I'm having trouble understanding what is wrong with this Raku code.
I want to fetch JSON from a website, and print out a field from each item in an array within the JSON (in this case the titles of latest topics from any Discourse forum).
This is code that I expected to work, but it failed:
use HTTP::UserAgent;
use JSON::Tiny;
my $client = HTTP::UserAgent.new;
$client.timeout = 10;
my $url = 'https://meta.discourse.org/latest.json';
my $resp = $client.get($url);
my %data = from-json($resp.content);
# I think the problem starts here.
my @topics = %data<topic_list><topics>;
say @topics.WHAT; #=> (Array)
for @topics -> $topic {
say $topic<fancy_title>;
}
The error message is from the say $topic<fancy_title>
line:
Type Array does not support associative indexing.
in block <unit> at http-clients/http.raku line 18
I would have expected that $topic
should be written as %topic
, because it's an array of hashes, but this doesn't work:
for @topics -> %topic {
say %topic<fancy_title>;
}
The error message for that is:
Type check failed in binding to parameter '%topic'; expected Associative but got Array ([{:archetype("regula...)
in block <unit> at http-clients/http.raku line 17
If you inspect the data, it should be a hash, not an array. I tried @array
but I know that isn't correct, so I changed %topic
to $topic
.
I finally got it to work by adding .list
to the line that defines @topics
but I don't understand why that fixes it, because @topics
is an (Array)
whether that is added or not.
This is the working code:
use HTTP::UserAgent;
use JSON::Tiny;
my $client = HTTP::UserAgent.new;
$client.timeout = 10;
my $url = 'https://meta.discourse.org/latest.json';
my $resp = $client.get($url);
my %data = from-json($resp.content);
# Adding `.list` here makes it work, but the type doesn't change.
# Why is `.list` needed?
my @topics = %data<topic_list><topics>.list;
say @topics.WHAT; #=> (Array)
# Why is it `$topic` instead of `%topic`?
for @topics -> $topic {
say $topic<fancy_title>;
}
Does anyone know why it's failing and the correct way to perform this task?

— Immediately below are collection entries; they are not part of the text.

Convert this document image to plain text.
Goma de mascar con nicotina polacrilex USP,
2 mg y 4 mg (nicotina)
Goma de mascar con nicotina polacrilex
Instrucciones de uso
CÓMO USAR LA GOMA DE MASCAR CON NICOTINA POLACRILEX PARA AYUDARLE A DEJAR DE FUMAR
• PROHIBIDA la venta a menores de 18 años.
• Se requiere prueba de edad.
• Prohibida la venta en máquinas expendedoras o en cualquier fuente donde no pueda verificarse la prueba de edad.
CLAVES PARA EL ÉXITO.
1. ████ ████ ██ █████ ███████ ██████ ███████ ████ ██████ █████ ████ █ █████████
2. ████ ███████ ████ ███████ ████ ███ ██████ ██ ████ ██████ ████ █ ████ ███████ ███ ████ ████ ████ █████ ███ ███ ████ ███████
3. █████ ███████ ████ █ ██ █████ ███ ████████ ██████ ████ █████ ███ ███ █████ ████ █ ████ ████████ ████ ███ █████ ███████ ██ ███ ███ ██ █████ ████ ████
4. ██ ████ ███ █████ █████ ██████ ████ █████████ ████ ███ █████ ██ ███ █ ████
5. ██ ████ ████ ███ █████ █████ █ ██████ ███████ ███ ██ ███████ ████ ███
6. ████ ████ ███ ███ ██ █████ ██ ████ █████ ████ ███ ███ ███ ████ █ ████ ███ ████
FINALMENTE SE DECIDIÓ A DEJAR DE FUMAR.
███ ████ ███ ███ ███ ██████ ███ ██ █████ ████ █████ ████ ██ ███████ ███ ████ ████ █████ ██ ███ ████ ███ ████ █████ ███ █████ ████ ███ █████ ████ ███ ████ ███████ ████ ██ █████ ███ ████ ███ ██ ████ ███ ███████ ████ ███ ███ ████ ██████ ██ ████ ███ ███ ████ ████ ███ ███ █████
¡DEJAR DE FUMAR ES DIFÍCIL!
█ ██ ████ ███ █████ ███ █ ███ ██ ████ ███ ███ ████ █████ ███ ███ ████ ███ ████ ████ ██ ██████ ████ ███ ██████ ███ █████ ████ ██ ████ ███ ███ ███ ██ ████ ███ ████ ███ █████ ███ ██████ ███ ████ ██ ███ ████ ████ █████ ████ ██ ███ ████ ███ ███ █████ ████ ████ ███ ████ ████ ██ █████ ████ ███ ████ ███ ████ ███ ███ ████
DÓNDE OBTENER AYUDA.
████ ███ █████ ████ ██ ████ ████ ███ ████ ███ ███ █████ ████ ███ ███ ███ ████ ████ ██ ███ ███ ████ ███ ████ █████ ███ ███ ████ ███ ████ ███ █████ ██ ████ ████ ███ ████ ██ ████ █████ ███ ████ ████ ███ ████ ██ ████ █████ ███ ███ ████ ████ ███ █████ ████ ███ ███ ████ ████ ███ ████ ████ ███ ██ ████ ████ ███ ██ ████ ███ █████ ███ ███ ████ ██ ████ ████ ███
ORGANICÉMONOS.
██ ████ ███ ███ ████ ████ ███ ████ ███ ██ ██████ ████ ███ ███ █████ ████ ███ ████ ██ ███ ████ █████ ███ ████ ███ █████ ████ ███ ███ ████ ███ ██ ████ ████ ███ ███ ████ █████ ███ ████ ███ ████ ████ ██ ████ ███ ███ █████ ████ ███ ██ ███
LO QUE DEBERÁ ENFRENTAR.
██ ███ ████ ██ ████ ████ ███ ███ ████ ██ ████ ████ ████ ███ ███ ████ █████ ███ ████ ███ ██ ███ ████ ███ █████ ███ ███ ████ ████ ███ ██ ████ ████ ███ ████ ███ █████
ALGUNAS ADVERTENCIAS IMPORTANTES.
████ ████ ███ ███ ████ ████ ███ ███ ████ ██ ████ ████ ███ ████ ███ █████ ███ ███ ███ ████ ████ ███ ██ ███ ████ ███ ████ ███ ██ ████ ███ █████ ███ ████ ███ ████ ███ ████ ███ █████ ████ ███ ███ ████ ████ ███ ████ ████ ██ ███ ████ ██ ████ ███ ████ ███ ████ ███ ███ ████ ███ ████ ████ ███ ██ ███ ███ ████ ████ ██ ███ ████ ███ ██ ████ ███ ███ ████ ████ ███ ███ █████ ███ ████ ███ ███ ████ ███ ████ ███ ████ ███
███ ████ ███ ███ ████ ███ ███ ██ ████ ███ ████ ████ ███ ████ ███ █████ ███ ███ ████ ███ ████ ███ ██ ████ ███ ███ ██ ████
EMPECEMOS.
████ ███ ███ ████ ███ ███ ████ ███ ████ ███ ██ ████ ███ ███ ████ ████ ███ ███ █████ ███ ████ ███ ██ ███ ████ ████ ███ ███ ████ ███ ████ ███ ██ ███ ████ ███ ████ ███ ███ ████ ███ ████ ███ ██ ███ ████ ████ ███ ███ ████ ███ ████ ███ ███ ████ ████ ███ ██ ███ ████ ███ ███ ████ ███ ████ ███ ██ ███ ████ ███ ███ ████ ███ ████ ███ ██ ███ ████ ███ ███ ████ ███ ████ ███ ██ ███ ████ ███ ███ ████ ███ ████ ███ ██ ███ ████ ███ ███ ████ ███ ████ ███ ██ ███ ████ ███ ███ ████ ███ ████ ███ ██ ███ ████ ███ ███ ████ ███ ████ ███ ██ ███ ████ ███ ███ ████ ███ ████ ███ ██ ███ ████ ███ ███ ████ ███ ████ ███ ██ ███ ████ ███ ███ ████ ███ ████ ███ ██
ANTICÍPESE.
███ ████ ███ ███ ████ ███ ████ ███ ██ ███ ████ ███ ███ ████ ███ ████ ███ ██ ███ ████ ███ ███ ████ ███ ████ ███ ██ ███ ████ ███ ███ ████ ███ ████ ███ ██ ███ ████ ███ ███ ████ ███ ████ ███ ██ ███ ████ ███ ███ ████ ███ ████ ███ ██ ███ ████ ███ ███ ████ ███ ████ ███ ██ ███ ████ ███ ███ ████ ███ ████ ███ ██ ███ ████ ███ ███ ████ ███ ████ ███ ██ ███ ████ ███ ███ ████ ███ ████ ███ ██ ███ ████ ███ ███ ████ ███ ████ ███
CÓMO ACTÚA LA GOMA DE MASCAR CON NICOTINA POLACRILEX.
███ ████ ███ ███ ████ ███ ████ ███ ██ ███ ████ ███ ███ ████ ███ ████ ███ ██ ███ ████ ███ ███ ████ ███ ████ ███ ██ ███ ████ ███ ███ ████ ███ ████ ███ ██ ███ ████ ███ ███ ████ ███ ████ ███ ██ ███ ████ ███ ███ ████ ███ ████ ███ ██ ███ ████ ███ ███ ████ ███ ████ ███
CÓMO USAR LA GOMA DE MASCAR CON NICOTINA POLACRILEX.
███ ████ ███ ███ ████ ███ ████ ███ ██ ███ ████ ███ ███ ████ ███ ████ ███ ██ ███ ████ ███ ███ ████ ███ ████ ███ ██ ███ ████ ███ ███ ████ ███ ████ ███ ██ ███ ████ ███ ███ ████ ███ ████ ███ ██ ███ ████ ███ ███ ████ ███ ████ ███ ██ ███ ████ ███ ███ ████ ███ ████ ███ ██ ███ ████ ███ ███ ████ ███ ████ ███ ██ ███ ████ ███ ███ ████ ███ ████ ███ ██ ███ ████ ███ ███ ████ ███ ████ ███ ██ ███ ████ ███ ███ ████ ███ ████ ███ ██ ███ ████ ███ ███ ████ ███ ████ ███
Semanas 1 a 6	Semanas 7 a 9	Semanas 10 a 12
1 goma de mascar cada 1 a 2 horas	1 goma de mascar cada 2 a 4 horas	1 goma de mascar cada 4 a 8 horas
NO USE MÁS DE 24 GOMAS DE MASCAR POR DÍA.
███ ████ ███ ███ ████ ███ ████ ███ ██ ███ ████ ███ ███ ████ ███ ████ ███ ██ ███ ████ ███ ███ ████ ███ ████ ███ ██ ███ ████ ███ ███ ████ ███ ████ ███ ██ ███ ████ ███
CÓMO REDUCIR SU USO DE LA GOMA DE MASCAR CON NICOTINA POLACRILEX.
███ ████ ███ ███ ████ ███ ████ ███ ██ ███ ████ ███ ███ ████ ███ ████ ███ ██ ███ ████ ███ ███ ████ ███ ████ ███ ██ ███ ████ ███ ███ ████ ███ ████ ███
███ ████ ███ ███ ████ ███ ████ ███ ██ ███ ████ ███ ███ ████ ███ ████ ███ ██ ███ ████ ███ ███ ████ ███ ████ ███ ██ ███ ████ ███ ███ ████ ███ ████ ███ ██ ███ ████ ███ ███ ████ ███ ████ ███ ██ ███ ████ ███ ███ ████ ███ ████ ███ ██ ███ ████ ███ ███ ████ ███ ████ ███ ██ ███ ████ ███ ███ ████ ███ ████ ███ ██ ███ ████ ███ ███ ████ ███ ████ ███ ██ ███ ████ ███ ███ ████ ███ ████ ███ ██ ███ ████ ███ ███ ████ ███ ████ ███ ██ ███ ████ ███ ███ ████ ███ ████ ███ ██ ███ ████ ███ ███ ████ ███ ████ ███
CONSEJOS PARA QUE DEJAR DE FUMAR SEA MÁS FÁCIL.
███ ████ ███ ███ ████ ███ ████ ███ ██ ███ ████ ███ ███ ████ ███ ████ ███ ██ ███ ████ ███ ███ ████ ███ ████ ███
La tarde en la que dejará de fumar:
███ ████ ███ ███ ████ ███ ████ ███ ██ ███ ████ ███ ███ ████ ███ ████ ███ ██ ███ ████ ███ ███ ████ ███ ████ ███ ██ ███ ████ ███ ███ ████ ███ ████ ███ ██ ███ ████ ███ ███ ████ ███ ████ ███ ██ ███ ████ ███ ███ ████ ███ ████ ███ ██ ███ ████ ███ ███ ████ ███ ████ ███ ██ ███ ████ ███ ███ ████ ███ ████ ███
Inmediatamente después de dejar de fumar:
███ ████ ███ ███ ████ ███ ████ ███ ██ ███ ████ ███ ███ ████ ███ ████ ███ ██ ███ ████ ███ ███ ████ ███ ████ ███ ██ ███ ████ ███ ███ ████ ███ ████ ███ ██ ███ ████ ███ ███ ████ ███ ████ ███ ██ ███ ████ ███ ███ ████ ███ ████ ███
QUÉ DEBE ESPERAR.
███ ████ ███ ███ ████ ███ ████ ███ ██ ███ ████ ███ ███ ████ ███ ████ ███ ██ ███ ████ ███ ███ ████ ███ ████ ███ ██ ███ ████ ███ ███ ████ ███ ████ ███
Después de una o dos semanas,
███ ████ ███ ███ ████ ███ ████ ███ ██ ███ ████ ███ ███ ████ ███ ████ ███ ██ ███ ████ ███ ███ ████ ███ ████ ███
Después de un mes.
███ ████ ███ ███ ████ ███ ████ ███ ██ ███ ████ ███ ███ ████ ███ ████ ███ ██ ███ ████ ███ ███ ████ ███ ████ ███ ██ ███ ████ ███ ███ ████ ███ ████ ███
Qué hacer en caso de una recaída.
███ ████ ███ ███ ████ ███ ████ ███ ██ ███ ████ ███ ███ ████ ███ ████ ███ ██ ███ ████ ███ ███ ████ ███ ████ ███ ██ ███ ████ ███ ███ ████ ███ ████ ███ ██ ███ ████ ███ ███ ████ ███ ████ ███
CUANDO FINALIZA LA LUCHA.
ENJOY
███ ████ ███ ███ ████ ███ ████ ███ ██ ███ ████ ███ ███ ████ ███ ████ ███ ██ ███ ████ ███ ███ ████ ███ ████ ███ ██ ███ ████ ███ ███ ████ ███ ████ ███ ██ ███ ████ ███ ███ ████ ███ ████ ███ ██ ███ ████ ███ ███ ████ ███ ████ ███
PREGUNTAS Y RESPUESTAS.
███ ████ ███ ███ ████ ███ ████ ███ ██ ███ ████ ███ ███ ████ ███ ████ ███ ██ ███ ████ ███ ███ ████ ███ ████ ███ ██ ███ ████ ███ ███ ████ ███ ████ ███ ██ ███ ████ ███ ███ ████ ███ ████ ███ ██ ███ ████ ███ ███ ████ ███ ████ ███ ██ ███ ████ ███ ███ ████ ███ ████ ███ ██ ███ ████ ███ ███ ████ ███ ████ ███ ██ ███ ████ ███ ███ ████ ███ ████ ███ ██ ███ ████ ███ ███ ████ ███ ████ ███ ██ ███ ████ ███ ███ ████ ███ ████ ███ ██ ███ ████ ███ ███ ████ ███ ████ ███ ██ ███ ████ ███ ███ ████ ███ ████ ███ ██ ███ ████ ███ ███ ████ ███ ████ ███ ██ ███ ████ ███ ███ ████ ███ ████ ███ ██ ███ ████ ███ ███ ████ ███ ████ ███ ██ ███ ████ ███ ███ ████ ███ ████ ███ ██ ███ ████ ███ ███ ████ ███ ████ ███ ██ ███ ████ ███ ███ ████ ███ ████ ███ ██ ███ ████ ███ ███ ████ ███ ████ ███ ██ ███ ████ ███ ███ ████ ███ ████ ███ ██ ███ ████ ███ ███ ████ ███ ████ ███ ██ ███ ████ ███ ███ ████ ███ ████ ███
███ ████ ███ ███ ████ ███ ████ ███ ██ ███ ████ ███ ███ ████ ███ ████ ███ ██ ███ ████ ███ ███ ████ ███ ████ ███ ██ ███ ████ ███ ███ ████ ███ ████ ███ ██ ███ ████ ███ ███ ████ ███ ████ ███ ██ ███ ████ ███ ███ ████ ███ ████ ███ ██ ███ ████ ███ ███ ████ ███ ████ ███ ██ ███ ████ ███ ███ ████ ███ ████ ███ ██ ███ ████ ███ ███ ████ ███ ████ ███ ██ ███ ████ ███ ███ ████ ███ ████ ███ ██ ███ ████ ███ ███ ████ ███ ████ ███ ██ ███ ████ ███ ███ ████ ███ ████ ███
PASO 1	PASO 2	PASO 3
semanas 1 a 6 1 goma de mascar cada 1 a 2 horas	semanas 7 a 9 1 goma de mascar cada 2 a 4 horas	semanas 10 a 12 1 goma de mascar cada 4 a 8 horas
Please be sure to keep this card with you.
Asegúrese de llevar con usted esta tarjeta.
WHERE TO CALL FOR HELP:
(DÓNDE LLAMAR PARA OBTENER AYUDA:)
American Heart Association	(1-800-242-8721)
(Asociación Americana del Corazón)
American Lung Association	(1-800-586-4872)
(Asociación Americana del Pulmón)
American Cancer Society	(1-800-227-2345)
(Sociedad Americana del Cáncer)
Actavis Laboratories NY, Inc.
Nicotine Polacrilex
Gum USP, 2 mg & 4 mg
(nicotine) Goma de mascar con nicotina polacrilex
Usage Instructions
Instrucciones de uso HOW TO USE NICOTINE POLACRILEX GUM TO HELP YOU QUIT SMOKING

What's happened is that you've created an array of an array when you say
my @topics = %data<topic_list><topics>;
This isn't unique to these modules, but general across Raku with array assignments.
Let's take a simpler hash to see what's going on:
my %x = y => [1,2,3];
my $b = %x<y>;
my @b = %x<y>;
say $b; # [1 2 3]
say @b; # [[1 2 3]]
The catch is that the array assignment (which is used when the variable has the @
sigil) interprets %x<y>
as a single item as it's in a scalar container, which it then happily puts in @b[0]
. While you can't control the module itself, you can see the difference in my example if you say my %x is Map = …
as Map
do not place items in scalar containers, but Hash
objects do. There are two ways to tell Raku to treat the single item as its contents, rather than a single container.
@b = %x<y>
, you use @b := %x<y>
. Binding to @
-sigiled variables decontainerizes automatically.@b = %x<y>[]
) or at the for
loop (for @b[] -> $b
). Note that <>
, []
, and {}
are effectively synonymous, regardless the actual type — most people just use the one that matches the previous.So in your code, you could just do:
...
my %data = from-json($resp.content);
my @topics := %data<topic_list><topics>; # (option 1) binding
my @topics = %data<topic_list><topics><>; # (option 2) zen slice
for @topics -> $topic {
say $topic<fancy_title>;
}
Or in your loop, as option 3:
for @topics<> -> $topic {
say $topic<fancy_title>;
}
The reason that the .list
fixes things — as you can probably surmise after the rest of the answer — is that it returns a fresh list that isn't in a container.